Toute organisation qui défend les droits de l'homme est une organisation en principe respectable. Mais je veux leur répondre qu’elles sont en train de diffuser des contre-vérités. D'abord, je voudrais dire que nos forces, leur mission principale est de sécuriser le territoire et les populations de ce pays. Et par rapport à cette mission principale, elles le font dans le respect de toutes les conventions qui protègent les droits de la personne humaine, qui ont été ratifiées par notre pays.
Il y a tout juste un an, le 7 mars 2024, votre gouvernement a signé un mémorandum avec l'Union européenne pour lutter contre l'immigration illégale, avec plus de 200 millions d'euros à la clé. Que répondez-vous à ceux qui disent que les autorités mauritaniennes n'ont pas à agir comme les gardes-frontières de l'Europe ?
Non, nous ne sommes pas les gardes-frontières de l'Europe et nous ne serons les gardes-frontières de personne. Et je pense que, sans blesser personne, nous sommes le seul pays qui, depuis toujours, a été très jaloux du respect de sa souveraineté. Et la base sur laquelle se fonde notre coopération dans ce domaine précis, c'est d'essayer de faire en sorte que les pays d'origine, les pays de transit et les pays de destination puissent se coordonner, parce que c'est en coordonnant qu'on peut endiguer ce phénomène massif. Et que la Mauritanie ou que le Sénégal ou l'un des pays africains coordonne avec l'Europe ou avec les États-Unis, ou la Chine ou la Russie, sur ces questions-là, quoi de plus normal ? C'est dans cet esprit-là qu'il faut voir ce mémorandum qui a été signé en mars 2024 entre l'Union européenne et notre pays. Donc, nous ne servirons ni de base arrière, ni de base militaire, ni de gardes-côtes pour un quelconque pays. Avec tout le respect qu'on peut avoir pour l'ensemble de nos partenaires.
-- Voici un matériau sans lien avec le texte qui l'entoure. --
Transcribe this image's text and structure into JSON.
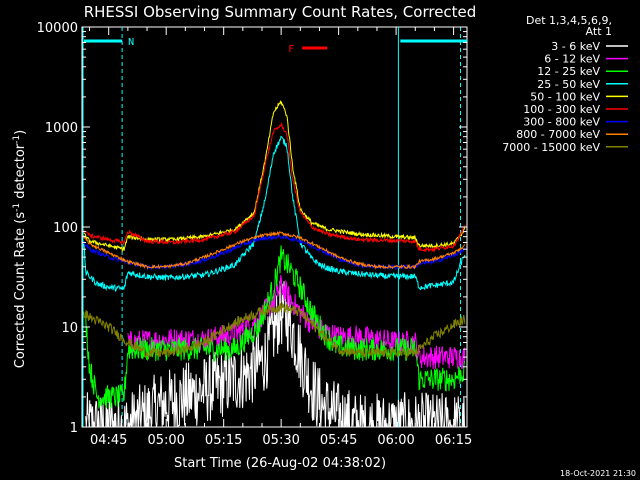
{
  "chart_data": {
    "type": "line",
    "title": "RHESSI Observing Summary Count Rates, Corrected",
    "xlabel": "Start Time (26-Aug-02 04:38:02)",
    "ylabel_main": "Corrected Count Rate (s",
    "ylabel_sup1": "-1",
    "ylabel_mid": " detector",
    "ylabel_sup2": "-1",
    "ylabel_end": ")",
    "y_scale": "log",
    "ylim": [
      1,
      10000
    ],
    "xlim_minutes": [
      38.03,
      138.5
    ],
    "xticks": [
      {
        "label": "04:45",
        "min": 45
      },
      {
        "label": "05:00",
        "min": 60
      },
      {
        "label": "05:15",
        "min": 75
      },
      {
        "label": "05:30",
        "min": 90
      },
      {
        "label": "05:45",
        "min": 105
      },
      {
        "label": "06:00",
        "min": 120
      },
      {
        "label": "06:15",
        "min": 135
      }
    ],
    "yticks": [
      {
        "label": "1",
        "v": 1
      },
      {
        "label": "10",
        "v": 10
      },
      {
        "label": "100",
        "v": 100
      },
      {
        "label": "1000",
        "v": 1000
      },
      {
        "label": "10000",
        "v": 10000
      }
    ],
    "legend_header": [
      "Det 1,3,4,5,6,9,",
      "Att 1"
    ],
    "legend_position": "top-right",
    "series": [
      {
        "name": "3 - 6 keV",
        "color": "#ffffff",
        "points": [
          [
            39,
            1
          ],
          [
            50,
            1
          ],
          [
            58,
            1.6
          ],
          [
            65,
            2
          ],
          [
            72,
            2.5
          ],
          [
            78,
            3
          ],
          [
            82,
            3.5
          ],
          [
            86,
            5
          ],
          [
            88,
            9
          ],
          [
            90,
            14
          ],
          [
            92,
            12
          ],
          [
            94,
            7
          ],
          [
            96,
            4
          ],
          [
            98,
            2.5
          ],
          [
            101,
            1.6
          ],
          [
            106,
            1.2
          ],
          [
            110,
            1
          ],
          [
            138,
            1
          ]
        ]
      },
      {
        "name": "6 - 12 keV",
        "color": "#ff00ff",
        "points": [
          [
            50,
            7
          ],
          [
            60,
            7.5
          ],
          [
            70,
            7.5
          ],
          [
            78,
            8.5
          ],
          [
            84,
            12
          ],
          [
            88,
            18
          ],
          [
            90,
            26
          ],
          [
            92,
            20
          ],
          [
            95,
            14
          ],
          [
            98,
            11
          ],
          [
            101,
            9
          ],
          [
            105,
            8
          ],
          [
            110,
            8
          ],
          [
            120,
            7
          ],
          [
            125,
            7
          ],
          [
            126,
            5
          ],
          [
            130,
            5
          ],
          [
            135,
            5
          ],
          [
            138,
            5
          ]
        ]
      },
      {
        "name": "12 - 25 keV",
        "color": "#00ff00",
        "points": [
          [
            39,
            12
          ],
          [
            40,
            4
          ],
          [
            42,
            2
          ],
          [
            49,
            2
          ],
          [
            50,
            6
          ],
          [
            56,
            6
          ],
          [
            60,
            6
          ],
          [
            70,
            6
          ],
          [
            78,
            6
          ],
          [
            84,
            10
          ],
          [
            88,
            25
          ],
          [
            90,
            50
          ],
          [
            92,
            40
          ],
          [
            95,
            25
          ],
          [
            98,
            14
          ],
          [
            101,
            9
          ],
          [
            104,
            6.5
          ],
          [
            110,
            6
          ],
          [
            125,
            6
          ],
          [
            126,
            3
          ],
          [
            135,
            3
          ],
          [
            137,
            3.5
          ],
          [
            138,
            3.5
          ]
        ]
      },
      {
        "name": "25 - 50 keV",
        "color": "#00ffff",
        "points": [
          [
            38.5,
            70
          ],
          [
            39,
            35
          ],
          [
            42,
            27
          ],
          [
            45,
            25
          ],
          [
            49,
            24
          ],
          [
            50,
            35
          ],
          [
            55,
            32
          ],
          [
            60,
            31
          ],
          [
            70,
            33
          ],
          [
            78,
            42
          ],
          [
            83,
            70
          ],
          [
            86,
            200
          ],
          [
            88,
            550
          ],
          [
            90,
            780
          ],
          [
            91.5,
            650
          ],
          [
            93,
            200
          ],
          [
            95,
            70
          ],
          [
            98,
            48
          ],
          [
            101,
            40
          ],
          [
            105,
            36
          ],
          [
            110,
            34
          ],
          [
            118,
            32
          ],
          [
            125,
            32
          ],
          [
            126,
            25
          ],
          [
            130,
            26
          ],
          [
            135,
            28
          ],
          [
            138,
            55
          ]
        ]
      },
      {
        "name": "50 - 100 keV",
        "color": "#ffff00",
        "points": [
          [
            38.5,
            85
          ],
          [
            40,
            72
          ],
          [
            45,
            65
          ],
          [
            49,
            60
          ],
          [
            50,
            80
          ],
          [
            55,
            75
          ],
          [
            62,
            75
          ],
          [
            70,
            80
          ],
          [
            78,
            95
          ],
          [
            83,
            140
          ],
          [
            86,
            500
          ],
          [
            88,
            1400
          ],
          [
            90,
            1800
          ],
          [
            91.5,
            1300
          ],
          [
            93,
            400
          ],
          [
            95,
            150
          ],
          [
            98,
            110
          ],
          [
            102,
            95
          ],
          [
            110,
            85
          ],
          [
            120,
            80
          ],
          [
            125,
            78
          ],
          [
            126,
            65
          ],
          [
            130,
            65
          ],
          [
            135,
            68
          ],
          [
            138,
            95
          ]
        ]
      },
      {
        "name": "100 - 300 keV",
        "color": "#ff0000",
        "points": [
          [
            38.5,
            95
          ],
          [
            40,
            82
          ],
          [
            45,
            75
          ],
          [
            49,
            70
          ],
          [
            50,
            90
          ],
          [
            55,
            72
          ],
          [
            62,
            70
          ],
          [
            70,
            75
          ],
          [
            78,
            90
          ],
          [
            83,
            130
          ],
          [
            86,
            450
          ],
          [
            88,
            900
          ],
          [
            90,
            1050
          ],
          [
            91.5,
            850
          ],
          [
            93,
            300
          ],
          [
            95,
            140
          ],
          [
            98,
            100
          ],
          [
            102,
            85
          ],
          [
            110,
            75
          ],
          [
            120,
            73
          ],
          [
            125,
            72
          ],
          [
            126,
            60
          ],
          [
            130,
            60
          ],
          [
            135,
            65
          ],
          [
            138,
            100
          ]
        ]
      },
      {
        "name": "300 - 800 keV",
        "color": "#0000ff",
        "points": [
          [
            38.5,
            70
          ],
          [
            40,
            60
          ],
          [
            45,
            50
          ],
          [
            50,
            44
          ],
          [
            55,
            40
          ],
          [
            60,
            40
          ],
          [
            65,
            42
          ],
          [
            70,
            47
          ],
          [
            75,
            55
          ],
          [
            80,
            67
          ],
          [
            85,
            77
          ],
          [
            90,
            80
          ],
          [
            95,
            73
          ],
          [
            100,
            60
          ],
          [
            105,
            48
          ],
          [
            110,
            42
          ],
          [
            115,
            40
          ],
          [
            120,
            40
          ],
          [
            125,
            40
          ],
          [
            126,
            43
          ],
          [
            130,
            45
          ],
          [
            135,
            52
          ],
          [
            138,
            60
          ]
        ]
      },
      {
        "name": "800 - 7000 keV",
        "color": "#ff8000",
        "points": [
          [
            38.5,
            80
          ],
          [
            40,
            68
          ],
          [
            45,
            55
          ],
          [
            50,
            45
          ],
          [
            55,
            40
          ],
          [
            60,
            40
          ],
          [
            65,
            43
          ],
          [
            70,
            50
          ],
          [
            75,
            60
          ],
          [
            80,
            72
          ],
          [
            85,
            82
          ],
          [
            90,
            87
          ],
          [
            95,
            78
          ],
          [
            100,
            63
          ],
          [
            105,
            50
          ],
          [
            110,
            43
          ],
          [
            115,
            40
          ],
          [
            120,
            40
          ],
          [
            125,
            40
          ],
          [
            126,
            45
          ],
          [
            130,
            48
          ],
          [
            135,
            55
          ],
          [
            138,
            65
          ]
        ]
      },
      {
        "name": "7000 - 15000 keV",
        "color": "#808000",
        "points": [
          [
            38.5,
            14
          ],
          [
            40,
            12.5
          ],
          [
            45,
            10
          ],
          [
            50,
            7
          ],
          [
            55,
            5.5
          ],
          [
            60,
            5.5
          ],
          [
            65,
            6
          ],
          [
            70,
            7
          ],
          [
            75,
            9.5
          ],
          [
            80,
            12
          ],
          [
            85,
            14.5
          ],
          [
            90,
            16
          ],
          [
            95,
            14
          ],
          [
            100,
            9
          ],
          [
            105,
            6
          ],
          [
            110,
            5.5
          ],
          [
            115,
            5.5
          ],
          [
            120,
            5.5
          ],
          [
            125,
            5.5
          ],
          [
            126,
            6
          ],
          [
            130,
            8
          ],
          [
            135,
            10.5
          ],
          [
            138,
            12
          ]
        ]
      }
    ],
    "segments": {
      "night_label": "N",
      "flare_label": "F",
      "night_color": "#00ffff",
      "flare_color": "#ff0000",
      "night_bars": [
        [
          38.03,
          48.5
        ],
        [
          120.6,
          138.5
        ]
      ],
      "night_dashes": [
        48.5,
        136.8
      ],
      "night_solid": 120.6,
      "flare_bar": [
        95.5,
        102
      ]
    }
  },
  "footer": {
    "timestamp": "18-Oct-2021 21:30"
  }
}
Au retour d'une tournée à Bamako, à Niamey, à Ouagadougou, le président du Ghana, John Dramani Mahama, appelle la Cédéao à reconnaître la nouvelle AES [Alliance des États du Sahel]. Qu'en est-il pour la Mauritanie ?
La position de notre pays est claire et elle est constante aussi. C'est le respect de la souveraineté de chaque État. Ce n'est donc pas à la Mauritanie de commenter cette tournée, même si tout ce qui peut consolider l'unité africaine, l'intégration au niveau régional, la paix entre les voisins et puis assainir l'environnement au niveau de la Cédéao nous importe. Mais on n'a pas de jugement à porter sur ce que peut faire le président du Ghana ou ce que peuvent décider les États membres de l'Alliance des États du Sahel.